Dalam keadaan lemah, karena habis mabuk darat, Ia menuntun Bibi itu dengan tubuh yang lemah. Sejak tadi, rachel hanya menyumpah serapah dengan pria yang menyebakan diri nya seperti ini. Jika saja rachel di kenal dengan sikap kalem dan lembut dengan orang-orang baru. Lain hal nya dengan orang yang sudah lama mengenal nya. mereka akan di hadapi Sifat asli rachel yang di kenal Bar-bar dan sering menyumpah untuk ke sialan untuk orang-orang yang membuat nya kesal.
"Mau cuci muka dulu?"
Rachel cengengesan. "Iya, bi.. aku tidak mungkin tampil seperti ini untuk bertemu bukan,—pria itu hampir membunuhku." Jawab rachel yang masih kesal. Jujur dengan Wanita yang lebih tua menurut nya tidak apa.
Bibi itu tertawa ." Masuklah ke dalam—bibi akan menunggu di sini."
Rachel tersenyum dan mengangguk. Ia langsung masuk ke dalam kamar mandi yang tidak jauh dari pintu masuk.
-
-
-
Gugup?
Mengkhawatirkan? Tentu saja, aku kini tengah duduk di sendirian di sofa menunggu kedatangan keluarga Monica yang kata nya ingin bertemu dengan ku. seharusnya Vante juga ada di sini. Sayang nya pria itu pergi karena ada keperluan pekerjaan yang harus di selesaikan. Kini, hanya ada aku dan bibi San yang tengah berdiri di samping ku menunggu kedatangan majikan nya.

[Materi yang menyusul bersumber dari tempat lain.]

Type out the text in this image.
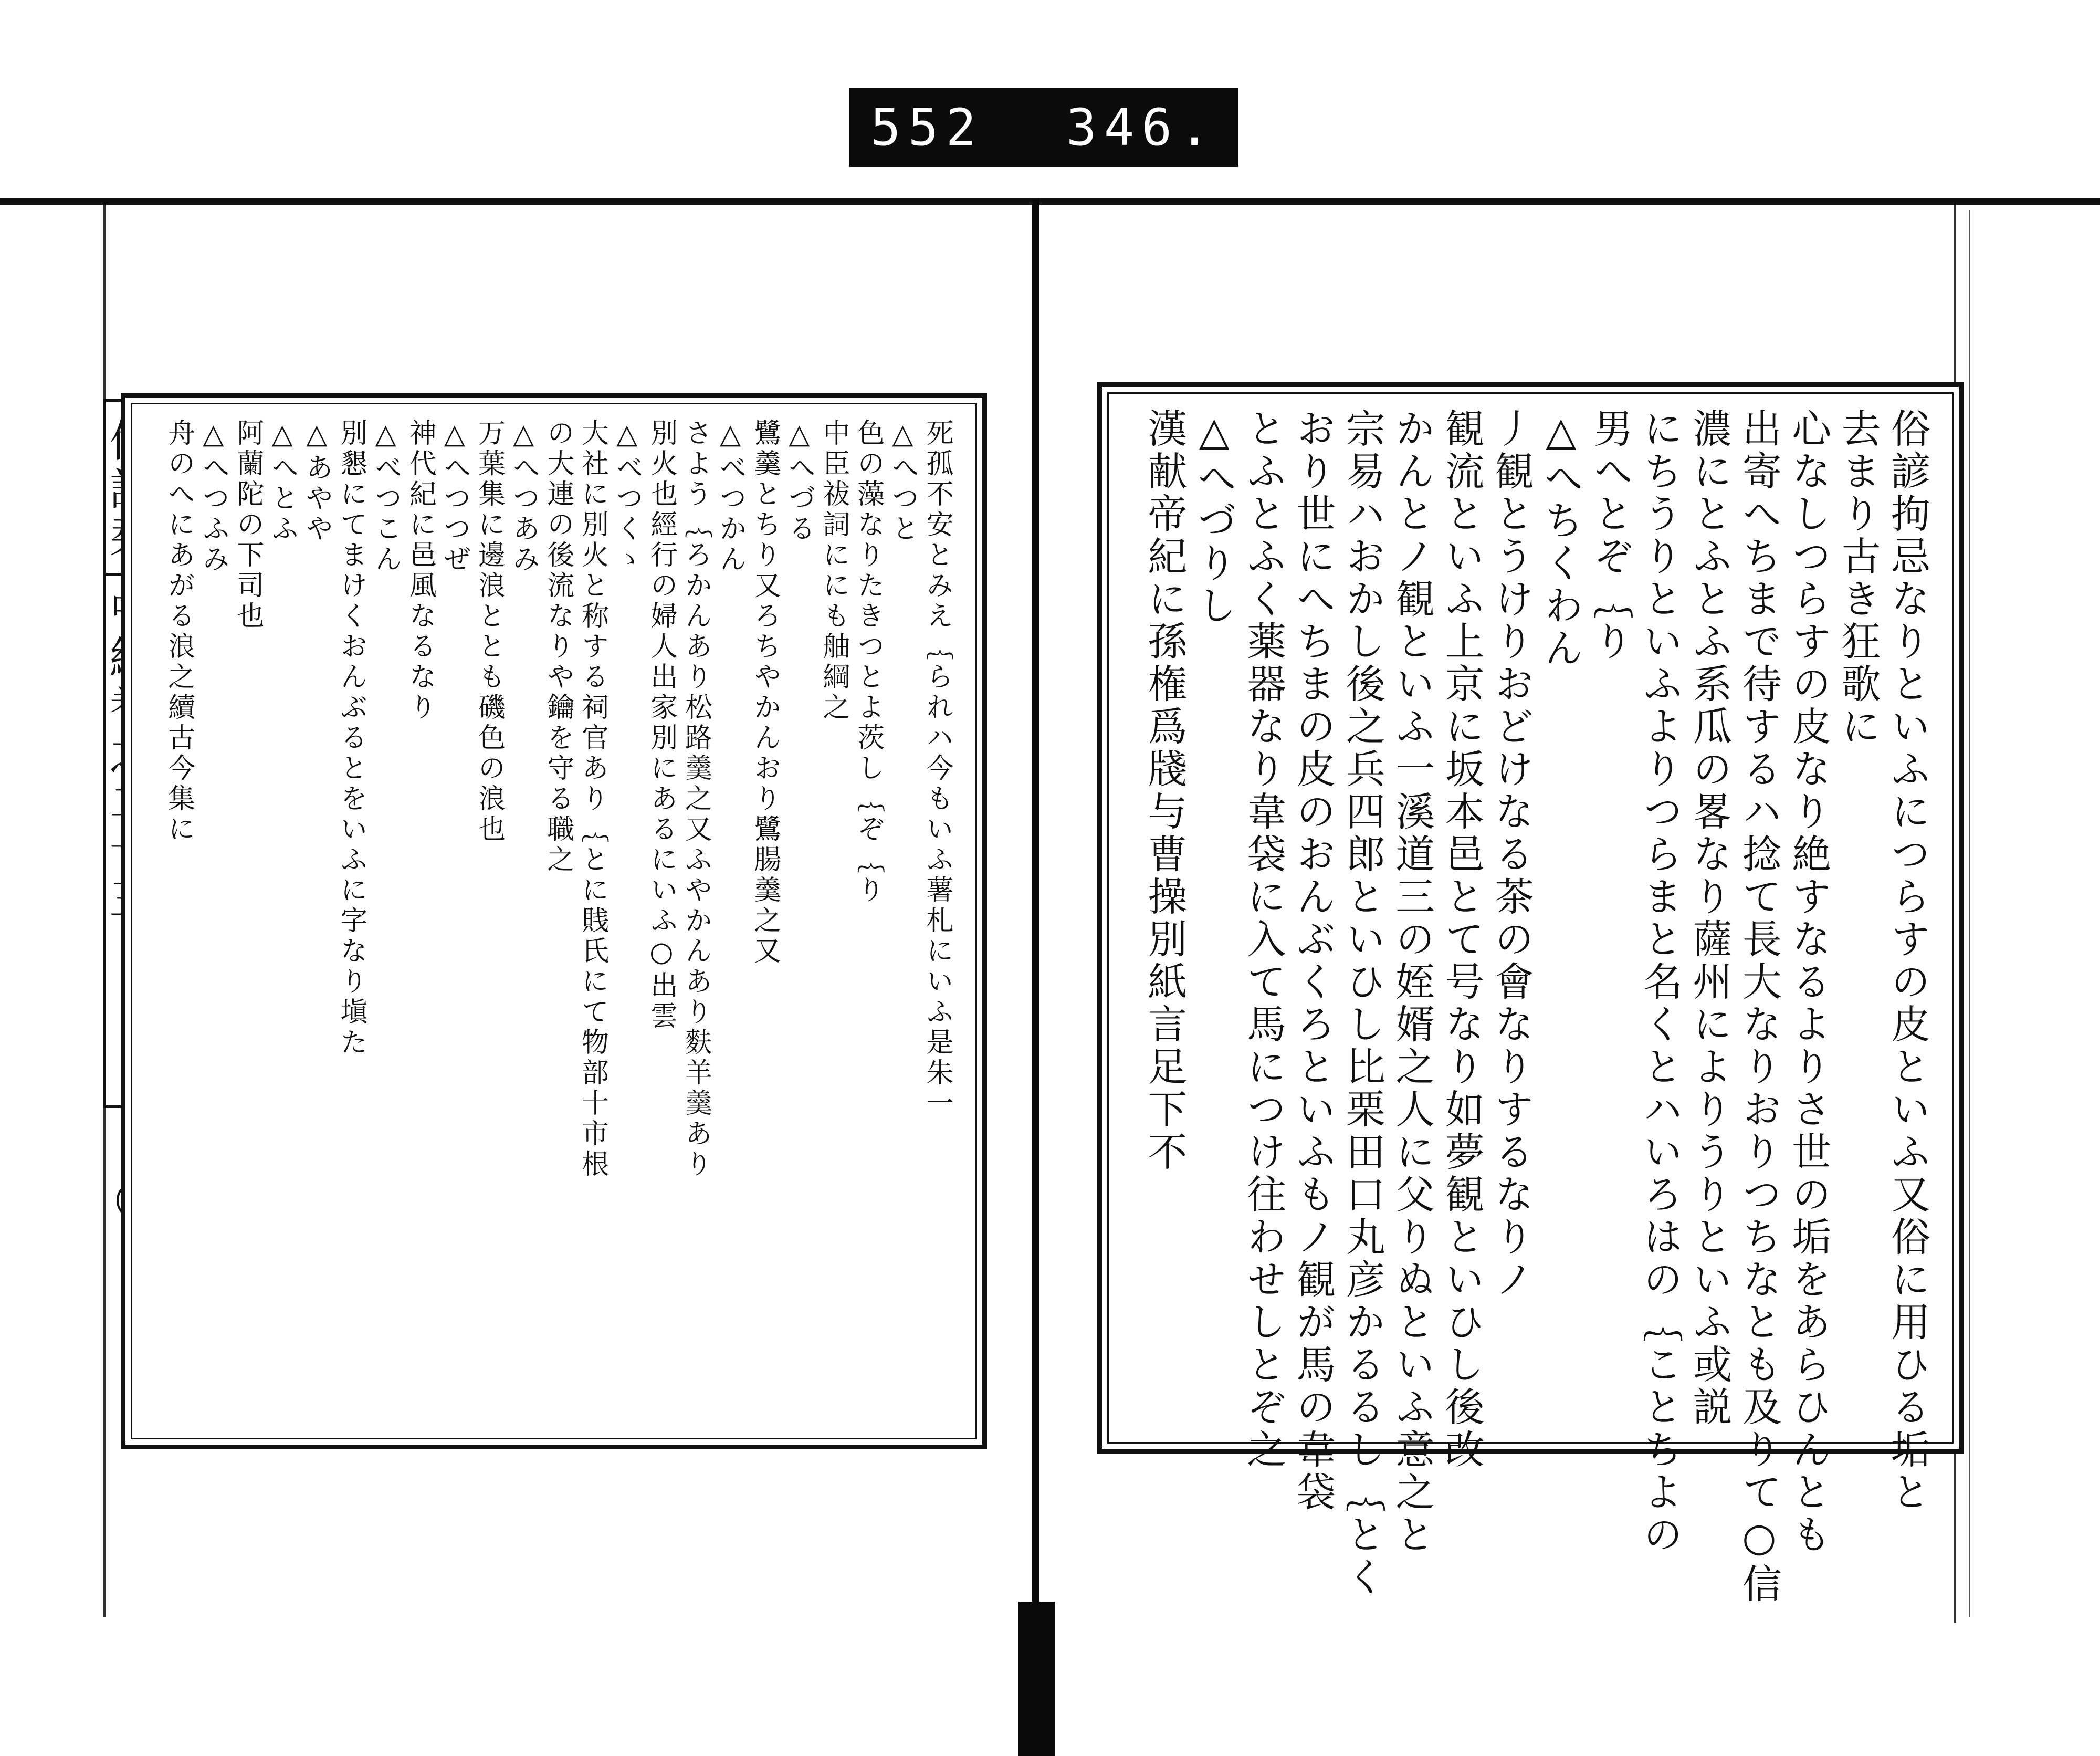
552 346.
死孤不安とみえ｛られハ今もいふ薯札にいふ是朱一
△へつと
色の藻なりたきつとよ茨し｛ぞ｛り
中臣祓詞ににも舳綱之
△へづる
鷺羹とちり又ろちやかんおり鷺腸羹之又
△べつかん
さよう｛ろかんあり松路羹之又ふやかんあり麩羊羹あり
別火也經行の婦人出家別にあるにいふ○出雲
△べつくゝ
大社に別火と称する祠官あり｛とに賎氏にて物部十市根
の大連の後流なりや鑰を守る職之
△へつあみ
万葉集に邊浪ととも磯色の浪也
△へつつぜ
神代紀に邑風なるなり
△べつこん
別懇にてまけくおんぶるとをいふに字なり塡た
△あやや
△へとふ
阿蘭陀の下司也
△へつふみ
舟のへにあがる浪之續古今集に	俗諺拘忌なりといふにつらすの皮といふ又俗に用ひる垢と
去まり古き狂歌に
心なしつらすの皮なり絶すなるよりさ世の垢をあらひんとも
出寄へちまで待するハ捻て長大なりおりつちなとも及りて○信
濃にとふとふ系瓜の畧なり薩州によりうりといふ或説
にちうりといふよりつらまと名くとハいろはの｛ことちよの
男へとぞ｛り
△へちくわん
丿観とうけりおどけなる茶の會なりするなりノ
観流といふ上京に坂本邑とて号なり如夢観といひし後改
かんとノ観といふ一溪道三の姪婿之人に父りぬといふ意之と
宗易ハおかし後之兵四郎といひし比栗田口丸彦かるるし｛とく
おり世にへちまの皮のおんぶくろといふもノ観が馬の韋袋
とふとふく薬器なり韋袋に入て馬につけ往わせしとぞ之
△へづりし
漢献帝紀に孫権爲牋与曹操別紙言足下不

"Bi, aku ingin pulang." Rengek ku takut. Selain darah ku hampir habis karena di bawa mengebut Vante. Sekarang kewarasan ku hampir hilang sebab akan bertemu dengan keluarga Monica dan ingin menanyakan sesuatu yang menjadi beban pikiran nya selama ini.
Bibi An tertawa . "Akan ada kejutan untuk, Nona, apa anda ingin melewatkan nya? "

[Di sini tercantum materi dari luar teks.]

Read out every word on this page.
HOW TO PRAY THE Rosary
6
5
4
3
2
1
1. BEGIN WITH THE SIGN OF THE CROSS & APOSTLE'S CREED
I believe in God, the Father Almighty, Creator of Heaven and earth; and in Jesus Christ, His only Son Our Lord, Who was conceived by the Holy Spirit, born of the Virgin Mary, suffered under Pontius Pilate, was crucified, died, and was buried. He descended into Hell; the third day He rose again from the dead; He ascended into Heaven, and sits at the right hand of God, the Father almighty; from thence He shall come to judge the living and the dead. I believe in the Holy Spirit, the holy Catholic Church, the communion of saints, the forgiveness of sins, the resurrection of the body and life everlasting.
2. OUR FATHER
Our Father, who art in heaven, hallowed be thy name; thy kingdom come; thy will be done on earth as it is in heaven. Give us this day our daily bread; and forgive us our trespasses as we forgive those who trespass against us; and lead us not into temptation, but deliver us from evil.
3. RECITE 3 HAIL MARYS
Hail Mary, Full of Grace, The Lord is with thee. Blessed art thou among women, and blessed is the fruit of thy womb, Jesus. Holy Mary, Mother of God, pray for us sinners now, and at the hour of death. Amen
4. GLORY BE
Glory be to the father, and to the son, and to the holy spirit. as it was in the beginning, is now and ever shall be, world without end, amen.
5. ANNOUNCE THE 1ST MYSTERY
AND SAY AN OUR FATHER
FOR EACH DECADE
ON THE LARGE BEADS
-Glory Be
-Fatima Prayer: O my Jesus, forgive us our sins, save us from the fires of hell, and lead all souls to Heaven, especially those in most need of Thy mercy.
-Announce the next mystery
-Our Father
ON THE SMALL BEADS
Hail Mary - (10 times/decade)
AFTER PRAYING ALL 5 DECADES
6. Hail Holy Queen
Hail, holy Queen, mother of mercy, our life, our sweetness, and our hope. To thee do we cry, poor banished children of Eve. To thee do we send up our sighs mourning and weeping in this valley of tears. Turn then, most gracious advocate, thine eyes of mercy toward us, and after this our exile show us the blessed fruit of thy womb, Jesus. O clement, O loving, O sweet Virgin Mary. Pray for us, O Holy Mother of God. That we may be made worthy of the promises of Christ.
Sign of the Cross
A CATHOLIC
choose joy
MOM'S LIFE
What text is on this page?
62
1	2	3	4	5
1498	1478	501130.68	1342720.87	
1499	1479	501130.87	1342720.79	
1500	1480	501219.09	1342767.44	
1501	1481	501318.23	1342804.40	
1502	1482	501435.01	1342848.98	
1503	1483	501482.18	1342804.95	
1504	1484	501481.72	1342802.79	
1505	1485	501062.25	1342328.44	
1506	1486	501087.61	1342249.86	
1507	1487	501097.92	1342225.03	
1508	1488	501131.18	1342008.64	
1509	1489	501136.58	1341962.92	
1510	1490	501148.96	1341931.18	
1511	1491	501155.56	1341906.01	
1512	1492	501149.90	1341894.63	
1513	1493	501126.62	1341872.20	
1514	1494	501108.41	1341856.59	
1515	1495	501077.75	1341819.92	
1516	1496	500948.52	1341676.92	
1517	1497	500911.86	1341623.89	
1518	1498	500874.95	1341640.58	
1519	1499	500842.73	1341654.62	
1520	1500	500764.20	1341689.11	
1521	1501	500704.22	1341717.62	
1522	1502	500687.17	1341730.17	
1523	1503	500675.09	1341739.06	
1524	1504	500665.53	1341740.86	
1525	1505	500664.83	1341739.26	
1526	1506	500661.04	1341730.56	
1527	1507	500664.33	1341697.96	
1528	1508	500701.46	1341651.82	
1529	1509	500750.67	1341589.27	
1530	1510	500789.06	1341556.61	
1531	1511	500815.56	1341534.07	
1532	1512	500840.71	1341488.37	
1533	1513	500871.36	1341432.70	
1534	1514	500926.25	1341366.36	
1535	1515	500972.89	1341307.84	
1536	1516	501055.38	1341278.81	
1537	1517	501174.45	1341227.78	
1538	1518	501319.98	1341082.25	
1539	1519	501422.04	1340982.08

"Kejutan?" heran ku bingung. Memang nya siapa yang akan memberi nya kejutan?.
"iya, Ada seseorang yang akan datang, Nona pasti senang."

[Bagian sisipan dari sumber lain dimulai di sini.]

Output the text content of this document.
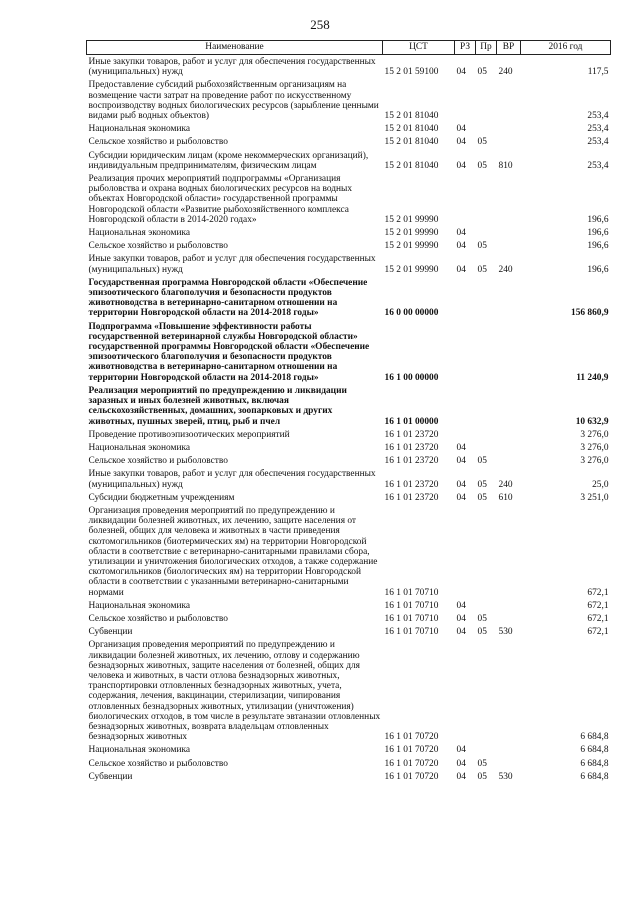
258
Наименование	ЦСТ	РЗ	Пр	ВР	2016 год
Иные закупки товаров, работ и услуг для обеспечения государственных (муниципальных) нужд	15 2 01 59100	04	05	240	117,5
Предоставление субсидий рыбохозяйственным организациям на возмещение части затрат на проведение работ по искусственному воспроизводству водных биологических ресурсов (зарыбление ценными видами рыб водных объектов)	15 2 01 81040				253,4
Национальная экономика	15 2 01 81040	04			253,4
Сельское хозяйство и рыболовство	15 2 01 81040	04	05		253,4
Субсидии юридическим лицам (кроме некоммерческих организаций), индивидуальным предпринимателям, физическим лицам	15 2 01 81040	04	05	810	253,4
Реализация прочих мероприятий подпрограммы «Организация рыболовства и охрана водных биологических ресурсов на водных объектах Новгородской области» государственной программы Новгородской области «Развитие рыбохозяйственного комплекса Новгородской области в 2014-2020 годах»	15 2 01 99990				196,6
Национальная экономика	15 2 01 99990	04			196,6
Сельское хозяйство и рыболовство	15 2 01 99990	04	05		196,6
Иные закупки товаров, работ и услуг для обеспечения государственных (муниципальных) нужд	15 2 01 99990	04	05	240	196,6
Государственная программа Новгородской области «Обеспечение эпизоотического благополучия и безопасности продуктов животноводства в ветеринарно-санитарном отношении на территории Новгородской области на 2014-2018 годы»	16 0 00 00000				156 860,9
Подпрограмма «Повышение эффективности работы государственной ветеринарной службы Новгородской области» государственной программы Новгородской области «Обеспечение эпизоотического благополучия и безопасности продуктов животноводства в ветеринарно-санитарном отношении на территории Новгородской области на 2014-2018 годы»	16 1 00 00000				11 240,9
Реализация мероприятий по предупреждению и ликвидации заразных и иных болезней животных, включая сельскохозяйственных, домашних, зоопарковых и других животных, пушных зверей, птиц, рыб и пчел	16 1 01 00000				10 632,9
Проведение противоэпизоотических мероприятий	16 1 01 23720				3 276,0
Национальная экономика	16 1 01 23720	04			3 276,0
Сельское хозяйство и рыболовство	16 1 01 23720	04	05		3 276,0
Иные закупки товаров, работ и услуг для обеспечения государственных (муниципальных) нужд	16 1 01 23720	04	05	240	25,0
Субсидии бюджетным учреждениям	16 1 01 23720	04	05	610	3 251,0
Организация проведения мероприятий по предупреждению и ликвидации болезней животных, их лечению, защите населения от болезней, общих для человека и животных в части приведения скотомогильников (биотермических ям) на территории Новгородской области в соответствие с ветеринарно-санитарными правилами сбора, утилизации и уничтожения биологических отходов, а также содержание скотомогильников (биологических ям) на территории Новгородской области в соответствии с указанными ветеринарно-санитарными нормами	16 1 01 70710				672,1
Национальная экономика	16 1 01 70710	04			672,1
Сельское хозяйство и рыболовство	16 1 01 70710	04	05		672,1
Субвенции	16 1 01 70710	04	05	530	672,1
Организация проведения мероприятий по предупреждению и ликвидации болезней животных, их лечению, отлову и содержанию безнадзорных животных, защите населения от болезней, общих для человека и животных, в части отлова безнадзорных животных, транспортировки отловленных безнадзорных животных, учета, содержания, лечения, вакцинации, стерилизации, чипирования отловленных безнадзорных животных, утилизации (уничтожения) биологических отходов, в том числе в результате эвтаназии отловленных безнадзорных животных, возврата владельцам отловленных безнадзорных животных	16 1 01 70720				6 684,8
Национальная экономика	16 1 01 70720	04			6 684,8
Сельское хозяйство и рыболовство	16 1 01 70720	04	05		6 684,8
Субвенции	16 1 01 70720	04	05	530	6 684,8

Ini membuat ku penasaran, Siapa yang akan datang dan membuat ku senang? Baiklah, Aku akan menunggu kejutan ini sekarang. Pikir Rachel.
Tidak beransur lama, suara ketukan sepatu terdengar dari lantai dua Rumah. Tidak, mungkin akan lebih ke mansion karena luas nya rumah ini dan lapangan yang baru saja ia lihat. Rachel menoleh ke arah tangga dan melihat dua orang Wanita sedang menuruni tangga.
"Rachel? Kamu Rachel kan?." Tanya Wanita yang sedikit berumur. Aku bisa menebak jika Wanita yang berpakaian Rapi ini adalah Ibu dari Monica. Hanya melihat wajah nya saja mengingatkan ku dengan monica. Wajah mereka benar-benar mirip.
Wanita itu menghampiri Ku dengan tatapan berbinar. "duduklah… Nenek akan segera datang."
"Monica benar, ternyata kau sangat cantik.." Ucap Wanita berambut coklat yang tengah memegang sebuah permen di tangan nya.
Aku hanya diam sambil tersenyum, dalam situasi seperti ini aku tidak bisa berpikir jernih, aku snagat malu dan suansana sangat canggung sekarang, ini bagi ku.
Celina melihat sekitar dan mendapati Vante sejak tadi tidak terlihat. "Di mana, Vante? Bukan kah pria itu mengantarkan mu kemari?"
"A-anu, Tadi Tuan Vante mengatakan ada pekerjaan, kata nya ada meeting yang harus di kerjakan dan tidak bisa di tinggalkan----
San hee menoleh ke arah ibu nya yang sat aini tengha memejamkan mata nya, Wajah celina memerah menahan amarah. San hee menghampiri sang ibu dan mencoba menenangkan nya. "Tenang lah, tidak baik menunjukan keganasan ibu di depan menantu, Ibu…" bisik San hee sesekali menatap rachel yang terkejut.
Sedangkan bibi An menarik nafas dan membisikan sesuatu ke rachel ."Nyonya memang seperti itu—dia akan sangat marah jika putra nya tidak mendengarkan nya." Bisik nya.
Rachel mengangguk paham ."Aku yakin, pria itu selalu membuat darah ibu nya mendidih… aku bisa membaca nya." bisik Rachel membuat Bibi An tertawa.
"Heol, astaga--- isteri ku tinggi darah, ya?" Sahut pria yang tiba-tiba datang dengan sebuah koran di tangan nya.